Alphabet’s Q4 numbers are nothing to celebrate. Refusal is equally important in the board with the upper and lower line is not the analyst’s estimate. Total revenue gained 1% due to some support from Google Cloud and other revenue. Otherwise, the decline in advertising is significant, with YouTube Shorts continuing to undercut long-form content.

Metric Consensus Q4 2022 Q4 2021 Growth
Google Search Income $43.30 billion $42.60 billion $43.30 billion -2%
YouTube revenue $8.30bn $7.96bn $8.63 billion -8%
Google Network Revenue $8.90 billion $8.48 billion $9.31 billion -9%
Google Cloud Revenue $7.30bn $7.32 billion $5.54 billion 32%
other revenue $8.10 billion $8.80 billion $8.16 billion 8%
Total revenue $76.65 billion $76.05 billion $75.33 billion 1%
Diluted earnings per share (EPS) $1.21 $1.05 $1.53 -31%
Data source: Alphabet, Bloomberg

The short-term outlook for Alphabet stock isn’t bright either. Advertising and cloud spending are forecast to grow at a slower pace this year. Many reports suggest that global advertising spending will only grow by 4.5% compared to 7.6% last year, and double the previous years. In addition, Google continues to lose market share after years of dominance.

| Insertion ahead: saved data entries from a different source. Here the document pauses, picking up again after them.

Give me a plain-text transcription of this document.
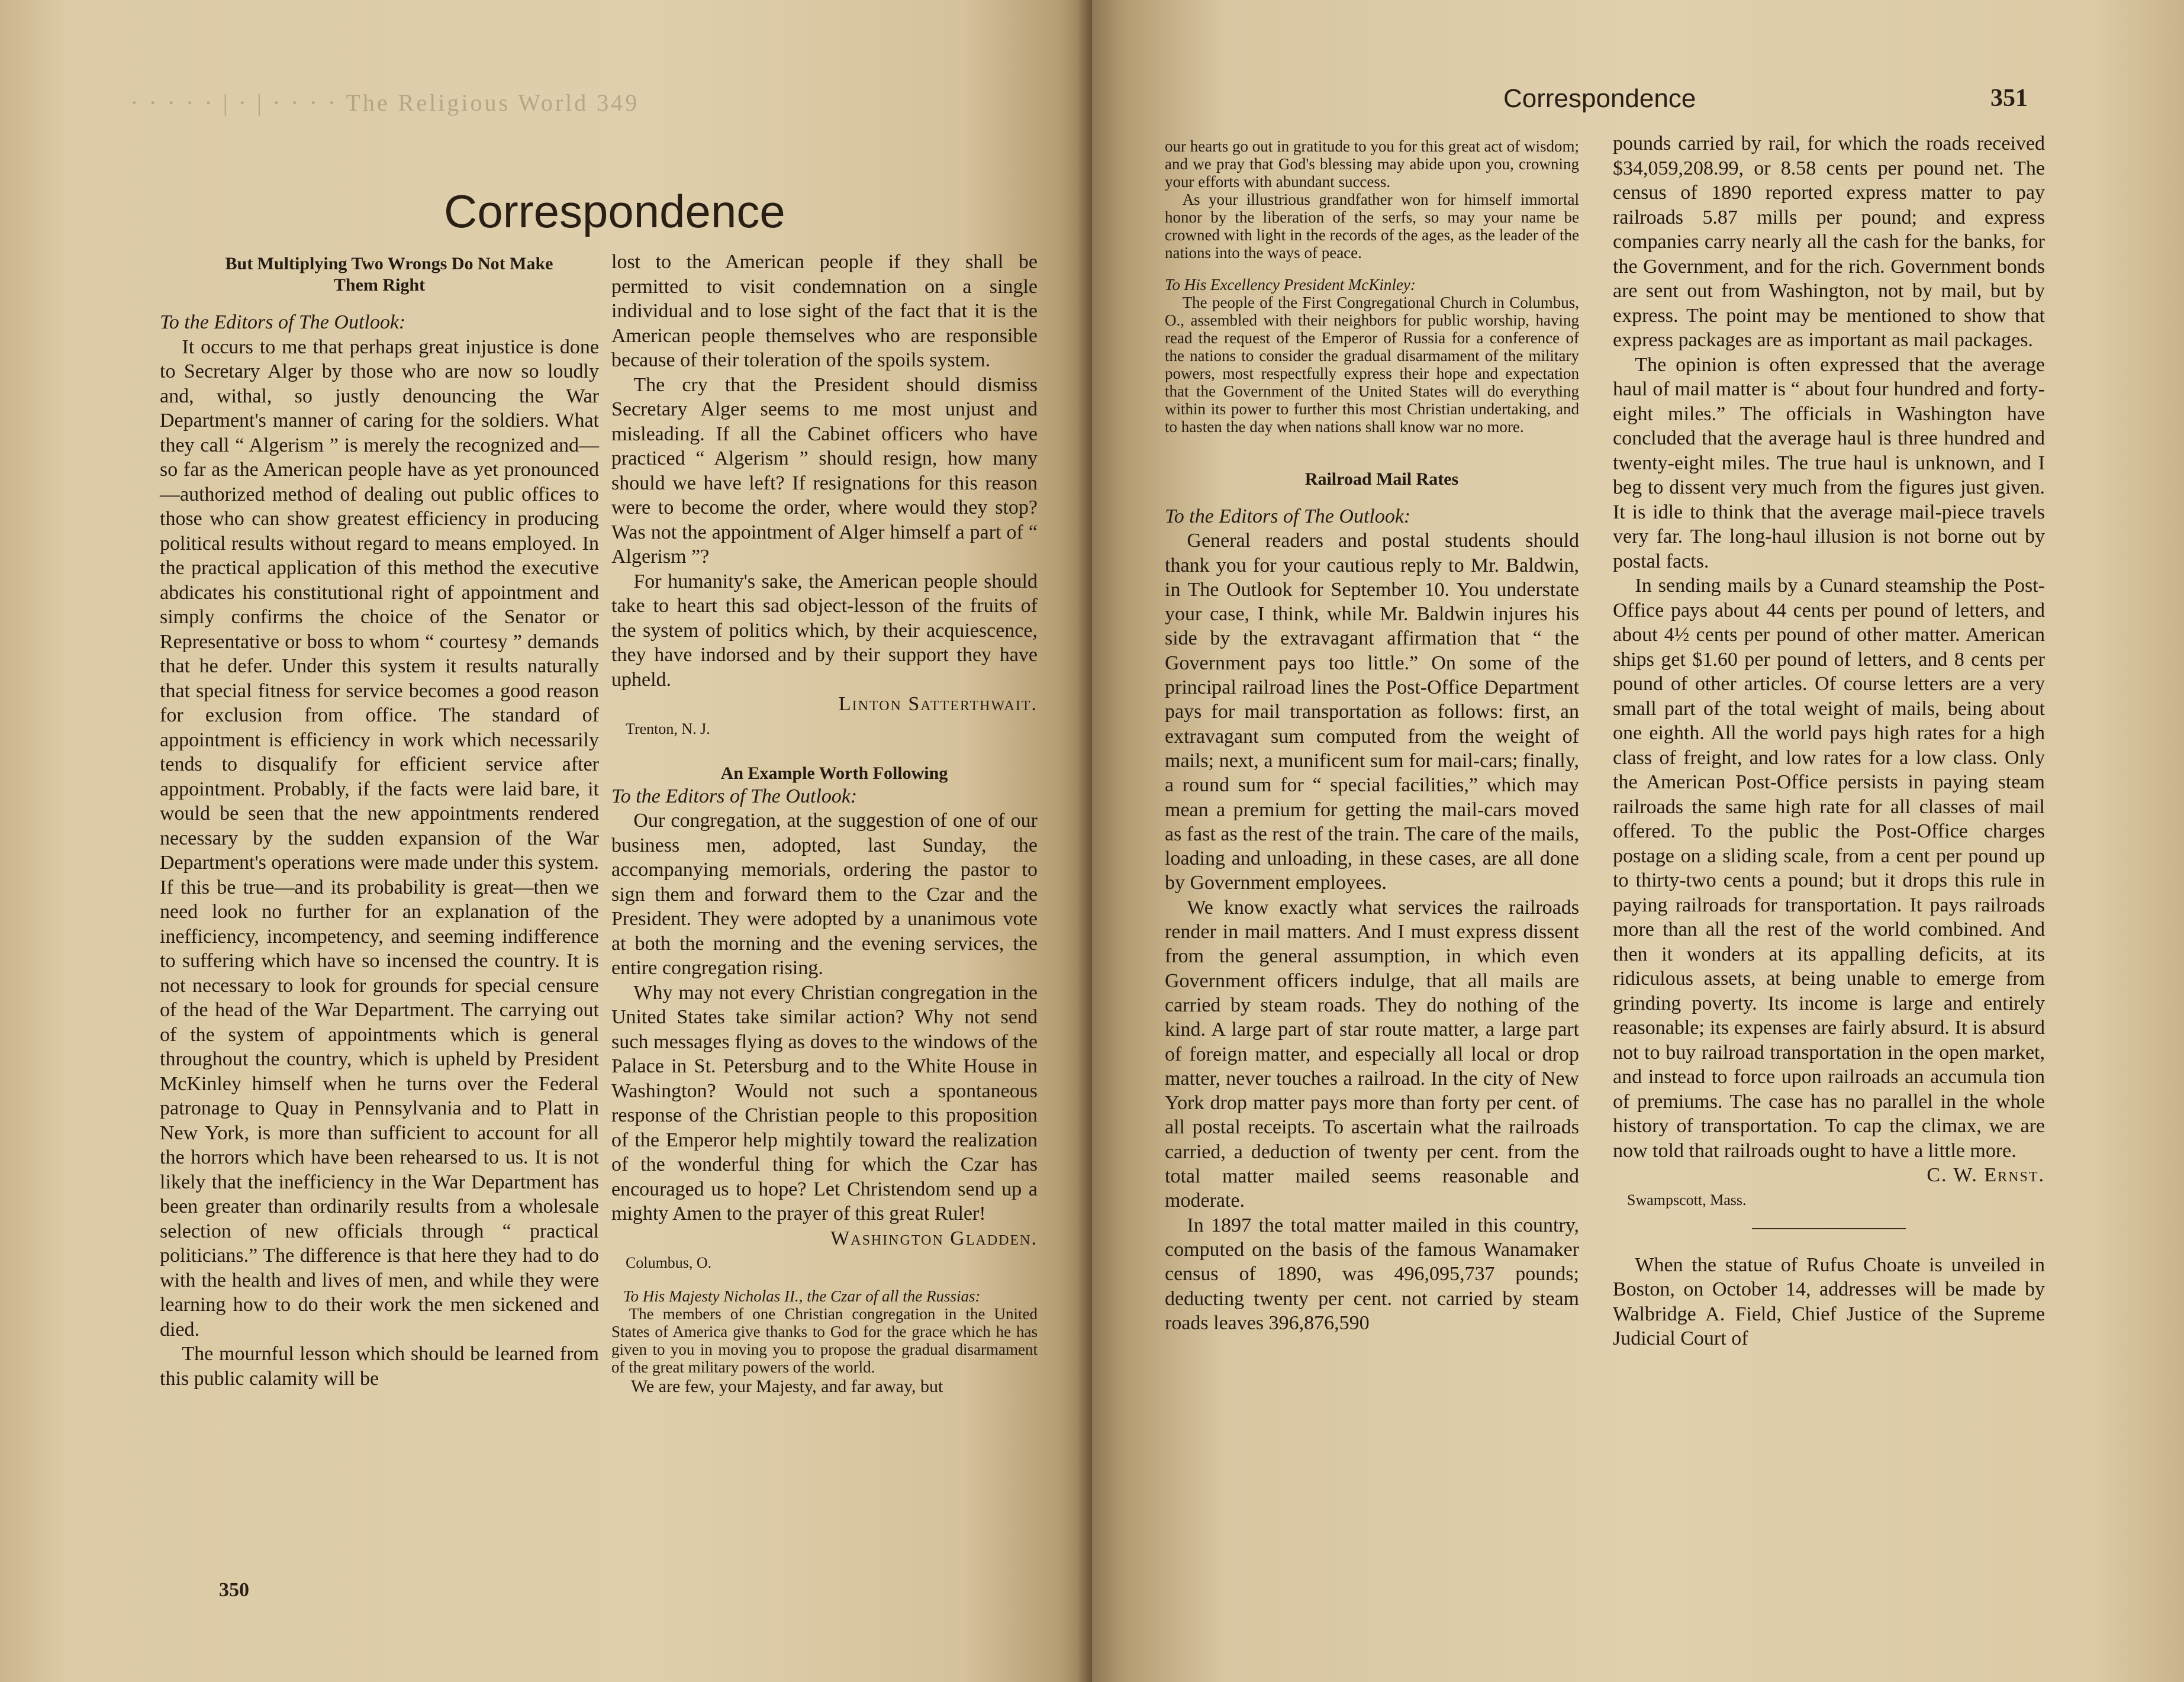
· · · · · | · | · · · · The Religious World 349
Correspondence

But Multiplying Two Wrongs Do Not Make Them Right

To the Editors of The Outlook:

It occurs to me that perhaps great injustice is done to Secretary Alger by those who are now so loudly and, withal, so justly denouncing the War Department's manner of caring for the soldiers. What they call “ Algerism ” is merely the recognized and—so far as the American people have as yet pronounced—authorized method of dealing out public offices to those who can show greatest efficiency in producing political results without regard to means employed. In the practical application of this method the executive abdicates his constitutional right of appointment and simply confirms the choice of the Senator or Representative or boss to whom “ courtesy ” demands that he defer. Under this system it results naturally that special fitness for service becomes a good reason for exclusion from office. The standard of appointment is efficiency in work which necessarily tends to disqualify for efficient service after appointment. Probably, if the facts were laid bare, it would be seen that the new appointments rendered necessary by the sudden expansion of the War Department's operations were made under this system. If this be true—and its probability is great—then we need look no further for an explanation of the inefficiency, incompetency, and seeming indifference to suffering which have so incensed the country. It is not necessary to look for grounds for special censure of the head of the War Department. The carrying out of the system of appointments which is general throughout the country, which is upheld by President McKinley himself when he turns over the Federal patronage to Quay in Pennsylvania and to Platt in New York, is more than sufficient to account for all the horrors which have been rehearsed to us. It is not likely that the inefficiency in the War Department has been greater than ordinarily results from a wholesale selection of new officials through “ practical politicians.” The difference is that here they had to do with the health and lives of men, and while they were learning how to do their work the men sickened and died.

The mournful lesson which should be learned from this public calamity will be

350

lost to the American people if they shall be permitted to visit condemnation on a single individual and to lose sight of the fact that it is the American people themselves who are responsible because of their toleration of the spoils system.

The cry that the President should dismiss Secretary Alger seems to me most unjust and misleading. If all the Cabinet officers who have practiced “ Algerism ” should resign, how many should we have left? If resignations for this reason were to become the order, where would they stop? Was not the appointment of Alger himself a part of “ Algerism ”?

For humanity's sake, the American people should take to heart this sad object-lesson of the fruits of the system of politics which, by their acquiescence, they have indorsed and by their support they have upheld.

Linton Satterthwait.

Trenton, N. J.

An Example Worth Following

To the Editors of The Outlook:

Our congregation, at the suggestion of one of our business men, adopted, last Sunday, the accompanying memorials, ordering the pastor to sign them and forward them to the Czar and the President. They were adopted by a unanimous vote at both the morning and the evening services, the entire congregation rising.

Why may not every Christian congregation in the United States take similar action? Why not send such messages flying as doves to the windows of the Palace in St. Petersburg and to the White House in Washington? Would not such a spontaneous response of the Christian people to this proposition of the Emperor help mightily toward the realization of the wonderful thing for which the Czar has encouraged us to hope? Let Christendom send up a mighty Amen to the prayer of this great Ruler!

Washington Gladden.

Columbus, O.

To His Majesty Nicholas II., the Czar of all the Russias:

The members of one Christian congregation in the United States of America give thanks to God for the grace which he has given to you in moving you to propose the gradual disarmament of the great military powers of the world.

We are few, your Majesty, and far away, but

Correspondence	351

our hearts go out in gratitude to you for this great act of wisdom; and we pray that God's blessing may abide upon you, crowning your efforts with abundant success.

As your illustrious grandfather won for himself immortal honor by the liberation of the serfs, so may your name be crowned with light in the records of the ages, as the leader of the nations into the ways of peace.

To His Excellency President McKinley:

The people of the First Congregational Church in Columbus, O., assembled with their neighbors for public worship, having read the request of the Emperor of Russia for a conference of the nations to consider the gradual disarmament of the military powers, most respectfully express their hope and expectation that the Government of the United States will do everything within its power to further this most Christian undertaking, and to hasten the day when nations shall know war no more.

Railroad Mail Rates

To the Editors of The Outlook:

General readers and postal students should thank you for your cautious reply to Mr. Baldwin, in The Outlook for September 10. You understate your case, I think, while Mr. Baldwin injures his side by the extravagant affirmation that “ the Government pays too little.” On some of the principal railroad lines the Post-Office Department pays for mail transportation as follows: first, an extravagant sum computed from the weight of mails; next, a munificent sum for mail-cars; finally, a round sum for “ special facilities,” which may mean a premium for getting the mail-cars moved as fast as the rest of the train. The care of the mails, loading and unloading, in these cases, are all done by Government employees.

We know exactly what services the railroads render in mail matters. And I must express dissent from the general assumption, in which even Government officers indulge, that all mails are carried by steam roads. They do nothing of the kind. A large part of star route matter, a large part of foreign matter, and especially all local or drop matter, never touches a railroad. In the city of New York drop matter pays more than forty per cent. of all postal receipts. To ascertain what the railroads carried, a deduction of twenty per cent. from the total matter mailed seems reasonable and moderate.

In 1897 the total matter mailed in this country, computed on the basis of the famous Wanamaker census of 1890, was 496,095,737 pounds; deducting twenty per cent. not carried by steam roads leaves 396,876,590

pounds carried by rail, for which the roads received $34,059,208.99, or 8.58 cents per pound net. The census of 1890 reported express matter to pay railroads 5.87 mills per pound; and express companies carry nearly all the cash for the banks, for the Government, and for the rich. Government bonds are sent out from Washington, not by mail, but by express. The point may be mentioned to show that express packages are as important as mail packages.

The opinion is often expressed that the average haul of mail matter is “ about four hundred and forty-eight miles.” The officials in Washington have concluded that the average haul is three hundred and twenty-eight miles. The true haul is unknown, and I beg to dissent very much from the figures just given. It is idle to think that the average mail-piece travels very far. The long-haul illusion is not borne out by postal facts.

In sending mails by a Cunard steamship the Post-Office pays about 44 cents per pound of letters, and about 4½ cents per pound of other matter. American ships get $1.60 per pound of letters, and 8 cents per pound of other articles. Of course letters are a very small part of the total weight of mails, being about one eighth. All the world pays high rates for a high class of freight, and low rates for a low class. Only the American Post-Office persists in paying steam railroads the same high rate for all classes of mail offered. To the public the Post-Office charges postage on a sliding scale, from a cent per pound up to thirty-two cents a pound; but it drops this rule in paying railroads for transportation. It pays railroads more than all the rest of the world combined. And then it wonders at its appalling deficits, at its ridiculous assets, at being unable to emerge from grinding poverty. Its income is large and entirely reasonable; its expenses are fairly absurd. It is absurd not to buy railroad transportation in the open market, and instead to force upon railroads an accumula tion of premiums. The case has no parallel in the whole history of transportation. To cap the climax, we are now told that railroads ought to have a little more.

C. W. Ernst.

Swampscott, Mass.

When the statue of Rufus Choate is unveiled in Boston, on October 14, addresses will be made by Walbridge A. Field, Chief Justice of the Supreme Judicial Court of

Digital Advertising Market Share.
Data source: Statista

A GAAP is worth listening to

Although there are no upper and lower estimates, I think the negative sentiment about Alphabet stock is overdone. That’s because when you zoom out of the main figures, a clearer picture of the overall performance of the company can be seen. This is especially true when comparing GAAP and non-GAAP numbers.

There is no shame in the company’s margins falling this term. However, it is also important to note that the group reported a large loss in equity securities (-$1.49bn) this year compared to a profit ($2.52bn) last year. This does not have a material impact on the underlying business model of Alphabet, and they are realized losses from investments in shares. The loss is about – $0.11 in EPS. Couple that with constant currency gains and the tech giant actually reported EPS broadly in line with estimates.

Short-term distractions aside, the conglomerate has a bright long-term future. YouTube may continue to see weakness over the next few quarters. But the board’s ambitious plans for the platform to introduce e-commerce and become a streaming service may come back stronger than ever. What’s more, Shorts has grown from 30bn to 50bn daily views over the past year.

And because of the fear that ChatGPT has the potential to take Google’s place as the world’s largest search engine, Alphabet has returned with its own chatbot in LaMDA. The language model will be released to the public later this year with more details to be revealed this week.

Don’t bet on Alphabet

So, should I buy more Alphabet stock? Well, multiples of current and future value are traded in years. This could indicate a cheap buy, especially when considering the potential upside.

Metric Multiples of value Industry average
Price-to-earnings (P/E) ratio. 21.2 30.0
Price-to-earnings ratio (FP/E). 20.4 33.3
Data source: Simply Wall St

In addition, it has a perfect financial set. A large pile of cash reserves and strong free cash flow could see Alphabet instigating a further share buyback program to boost shareholder returns and more importantly, its EPS.

Alphabet Financials.
Data source: Simply Wall St

Therefore, it is not a surprise to see such Morgan Stanley, Wells Fargo, Barclays, and many other brokers rate the stock ‘buy’, with an average price target of $129. So, I’m not going to write off Alphabet any time soon, and it’s going to be dollar cost averaging because the upside potential is so high.